Born June 17, 1815 (Daughter of DAVID BUNDY)
Died April 2, 1886
She was before her marriage GULAEMA MARIA BUNDY. She was married to TAYLOR
A. THORN in Guilford County, North Carolina, in 1832. She lived 70 years,
9 months, 15 days. Died of pneumonia. She died just a few days of my brother
John's birth. (Incorrect?) I never remember her without a cap on her head,
black for day wear white for night, and also she wore a cape of dark material.
She may have dressed otherwise in her younger days.
I remember as a small child I loved to follow her to some secluded spot
where she would get out tobacco from a pocket (sewed in a seam of her gown).
It was what you called (long green tobacco). She would press this tobacco,
place it in a long stem clay pipe, and then she would sit very contentedly
and smoke until the pipe would finally go out. I watched this procedure
with much interest. She never smoked in public.
She was a very gentle and kind woman. She was that round face and must
have been a very good looking young woman. I now have an old bonnet made
of dark brown calico that has paper strips placed in the crown that can
be taken out when the bonnet is to be washed. It comes way out over the
face and has a long straight tail that covers the shoulders. Surely no
one ought to get tanned with it on their head. When ready to launder it
lay flat. She made and wore this bonnet. Anyone in those days of good breeding
was supposed not to be tanned.
She was a very soft spoken and gentle woman. Must have had many hardships.
She was a good cook. I have heard (from a friend who visited her) that
she could get a meal ready quicker than anyone that they ever knew. She
always baked biscuits, (as almost everyone did in those days), quickly
she would roll and mix the dough, then with her hands she would pinch off
a small amount of the dough, give it a pat, place it in the pan, and it
was done before you could get ready to eat it.

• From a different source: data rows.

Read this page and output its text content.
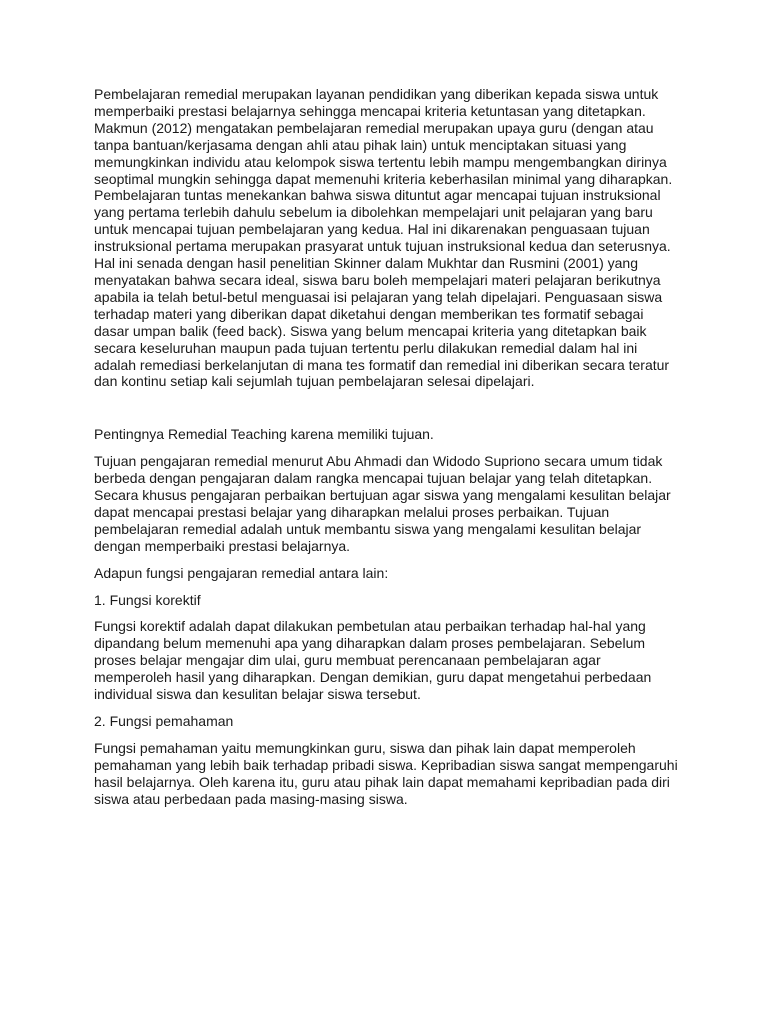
Pembelajaran remedial merupakan layanan pendidikan yang diberikan kepada siswa untuk memperbaiki prestasi belajarnya sehingga mencapai kriteria ketuntasan yang ditetapkan. Makmun (2012) mengatakan pembelajaran remedial merupakan upaya guru (dengan atau tanpa bantuan/kerjasama dengan ahli atau pihak lain) untuk menciptakan situasi yang memungkinkan individu atau kelompok siswa tertentu lebih mampu mengembangkan dirinya seoptimal mungkin sehingga dapat memenuhi kriteria keberhasilan minimal yang diharapkan. Pembelajaran tuntas menekankan bahwa siswa dituntut agar mencapai tujuan instruksional yang pertama terlebih dahulu sebelum ia dibolehkan mempelajari unit pelajaran yang baru untuk mencapai tujuan pembelajaran yang kedua. Hal ini dikarenakan penguasaan tujuan instruksional pertama merupakan prasyarat untuk tujuan instruksional kedua dan seterusnya. Hal ini senada dengan hasil penelitian Skinner dalam Mukhtar dan Rusmini (2001) yang menyatakan bahwa secara ideal, siswa baru boleh mempelajari materi pelajaran berikutnya apabila ia telah betul-betul menguasai isi pelajaran yang telah dipelajari. Penguasaan siswa terhadap materi yang diberikan dapat diketahui dengan memberikan tes formatif sebagai dasar umpan balik (feed back). Siswa yang belum mencapai kriteria yang ditetapkan baik secara keseluruhan maupun pada tujuan tertentu perlu dilakukan remedial dalam hal ini adalah remediasi berkelanjutan di mana tes formatif dan remedial ini diberikan secara teratur dan kontinu setiap kali sejumlah tujuan pembelajaran selesai dipelajari.

Pentingnya Remedial Teaching karena memiliki tujuan.

Tujuan pengajaran remedial menurut Abu Ahmadi dan Widodo Supriono secara umum tidak berbeda dengan pengajaran dalam rangka mencapai tujuan belajar yang telah ditetapkan. Secara khusus pengajaran perbaikan bertujuan agar siswa yang mengalami kesulitan belajar dapat mencapai prestasi belajar yang diharapkan melalui proses perbaikan. Tujuan pembelajaran remedial adalah untuk membantu siswa yang mengalami kesulitan belajar dengan memperbaiki prestasi belajarnya.

Adapun fungsi pengajaran remedial antara lain:

1. Fungsi korektif

Fungsi korektif adalah dapat dilakukan pembetulan atau perbaikan terhadap hal-hal yang dipandang belum memenuhi apa yang diharapkan dalam proses pembelajaran. Sebelum proses belajar mengajar dim ulai, guru membuat perencanaan pembelajaran agar memperoleh hasil yang diharapkan. Dengan demikian, guru dapat mengetahui perbedaan individual siswa dan kesulitan belajar siswa tersebut.

2. Fungsi pemahaman

Fungsi pemahaman yaitu memungkinkan guru, siswa dan pihak lain dapat memperoleh pemahaman yang lebih baik terhadap pribadi siswa. Kepribadian siswa sangat mempengaruhi hasil belajarnya. Oleh karena itu, guru atau pihak lain dapat memahami kepribadian pada diri siswa atau perbedaan pada masing-masing siswa.
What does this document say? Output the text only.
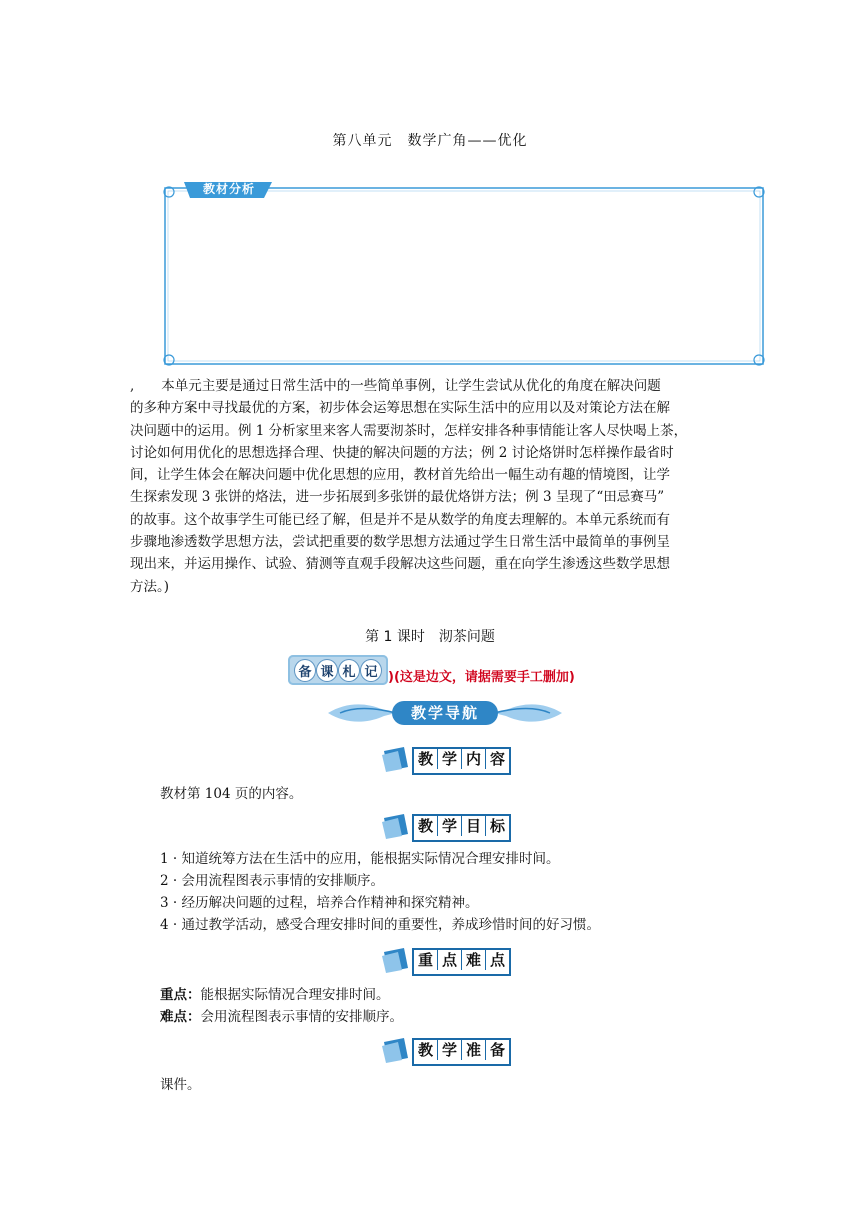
第八单元　数学广角——优化
教材分析

,　　本单元主要是通过日常生活中的一些简单事例，让学生尝试从优化的角度在解决问题

的多种方案中寻找最优的方案，初步体会运筹思想在实际生活中的应用以及对策论方法在解

决问题中的运用。例 1 分析家里来客人需要沏茶时，怎样安排各种事情能让客人尽快喝上茶，

讨论如何用优化的思想选择合理、快捷的解决问题的方法；例 2 讨论烙饼时怎样操作最省时

间，让学生体会在解决问题中优化思想的应用，教材首先给出一幅生动有趣的情境图，让学

生探索发现 3 张饼的烙法，进一步拓展到多张饼的最优烙饼方法；例 3 呈现了“田忌赛马”

的故事。这个故事学生可能已经了解，但是并不是从数学的角度去理解的。本单元系统而有

步骤地渗透数学思想方法，尝试把重要的数学思想方法通过学生日常生活中最简单的事例呈

现出来，并运用操作、试验、猜测等直观手段解决这些问题，重在向学生渗透这些数学思想

方法。)

第 1 课时　沏茶问题
备 课 札 记 )(这是边文，请据需要手工删加)
教学导航
教 学 内 容
教材第 104 页的内容。
教 学 目 标
1 · 知道统筹方法在生活中的应用，能根据实际情况合理安排时间。
2 · 会用流程图表示事情的安排顺序。
3 · 经历解决问题的过程，培养合作精神和探究精神。
4 · 通过教学活动，感受合理安排时间的重要性，养成珍惜时间的好习惯。
重 点 难 点
重点：能根据实际情况合理安排时间。
难点：会用流程图表示事情的安排顺序。
教 学 准 备
课件。
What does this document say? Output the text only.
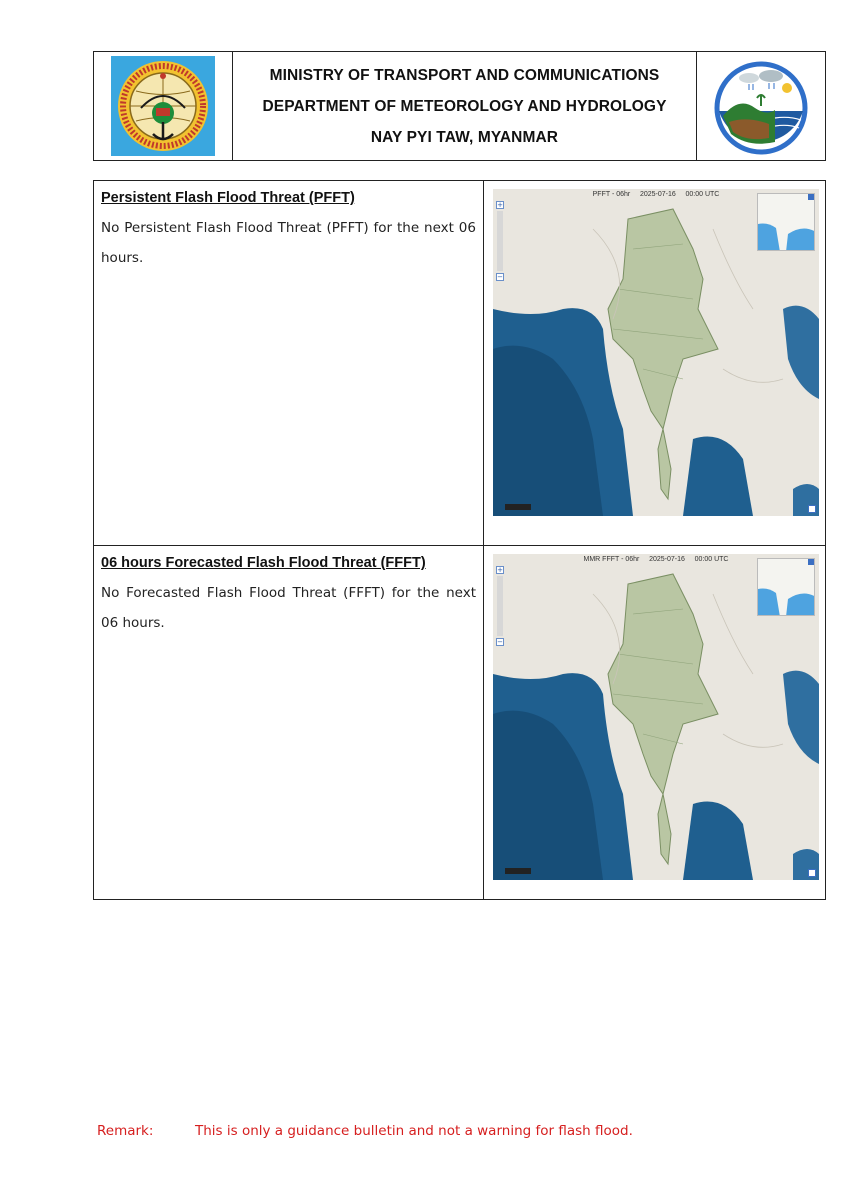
MINISTRY OF TRANSPORT AND COMMUNICATIONS
DEPARTMENT OF METEOROLOGY AND HYDROLOGY
NAY PYI TAW, MYANMAR
Persistent Flash Flood Threat (PFFT)

No Persistent Flash Flood Threat (PFFT) for the next 06 hours.

PFFT - 06hr     2025-07-16     00:00 UTC
+
−
06 hours Forecasted Flash Flood Threat (FFFT)

No Forecasted Flash Flood Threat (FFFT) for the next 06 hours.

MMR FFFT - 06hr     2025-07-16     00:00 UTC
+
−
Remark:	This is only a guidance bulletin and not a warning for flash flood.
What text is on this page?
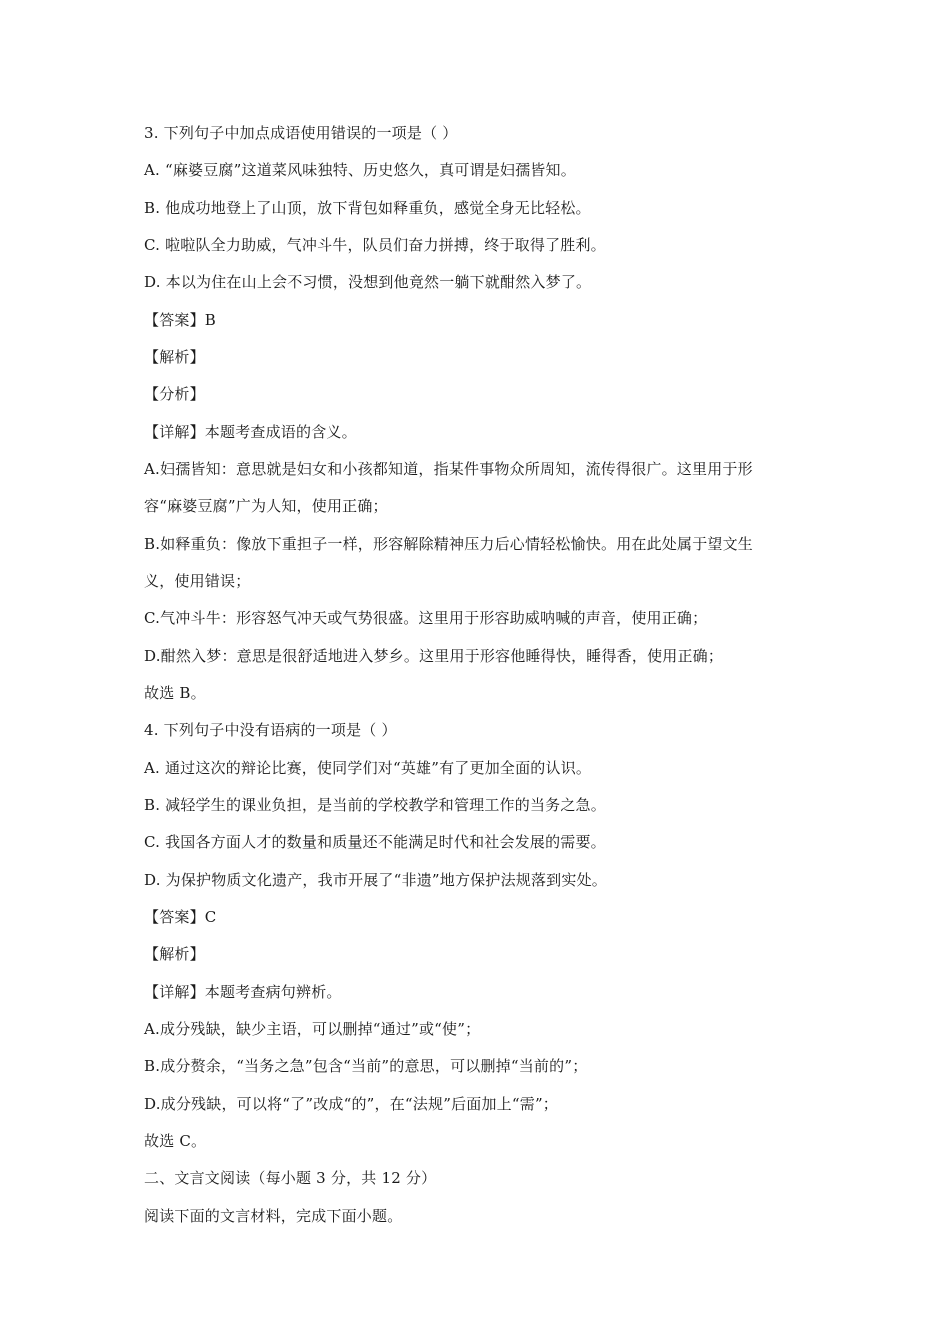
3. 下列句子中加点成语使用错误的一项是（ ）
A. “麻婆豆腐”这道菜风味独特、历史悠久，真可谓是妇孺皆知。
B. 他成功地登上了山顶，放下背包如释重负，感觉全身无比轻松。
C. 啦啦队全力助威，气冲斗牛，队员们奋力拼搏，终于取得了胜利。
D. 本以为住在山上会不习惯，没想到他竟然一躺下就酣然入梦了。
【答案】B
【解析】
【分析】
【详解】本题考查成语的含义。
A.妇孺皆知：意思就是妇女和小孩都知道，指某件事物众所周知，流传得很广。这里用于形
容“麻婆豆腐”广为人知，使用正确；
B.如释重负：像放下重担子一样，形容解除精神压力后心情轻松愉快。用在此处属于望文生
义，使用错误；
C.气冲斗牛：形容怒气冲天或气势很盛。这里用于形容助威呐喊的声音，使用正确；
D.酣然入梦：意思是很舒适地进入梦乡。这里用于形容他睡得快，睡得香，使用正确；
故选 B。
4. 下列句子中没有语病的一项是（ ）
A. 通过这次的辩论比赛，使同学们对“英雄”有了更加全面的认识。
B. 减轻学生的课业负担，是当前的学校教学和管理工作的当务之急。
C. 我国各方面人才的数量和质量还不能满足时代和社会发展的需要。
D. 为保护物质文化遗产，我市开展了“非遗”地方保护法规落到实处。
【答案】C
【解析】
【详解】本题考查病句辨析。
A.成分残缺，缺少主语，可以删掉“通过”或“使”；
B.成分赘余，“当务之急”包含“当前”的意思，可以删掉“当前的”；
D.成分残缺，可以将“了”改成“的”，在“法规”后面加上“需”；
故选 C。
二、文言文阅读（每小题 3 分，共 12 分）
阅读下面的文言材料，完成下面小题。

I well remember going to their house when young, running to the back of
their lot and watch the train go by. That was when the railroad was new
to Lynn.
She was a faithful member of the Christian Church and talked often of the
Church, and I have an Old Testament that was read by them. The back is
gone,and some of the leaves. At one time they lived in a small house in
the corner of ground known as the Y north of Arba. I have two small books
(advertisements of the early wheat binder) that have leaves you can write
on, on these plain places she kept a diary. Many names are written there
of people who have passed on, of their life and dates of their death, also
of her children and their help to them. Those early settlers, their ways
were crude, but to me very interesting in their ways and at this time they
seem impossible. But I sure that off my Hat to Them. They trod the trails
we the roads.
She was buried in the cemetery at Mt. Gilead beside her husband.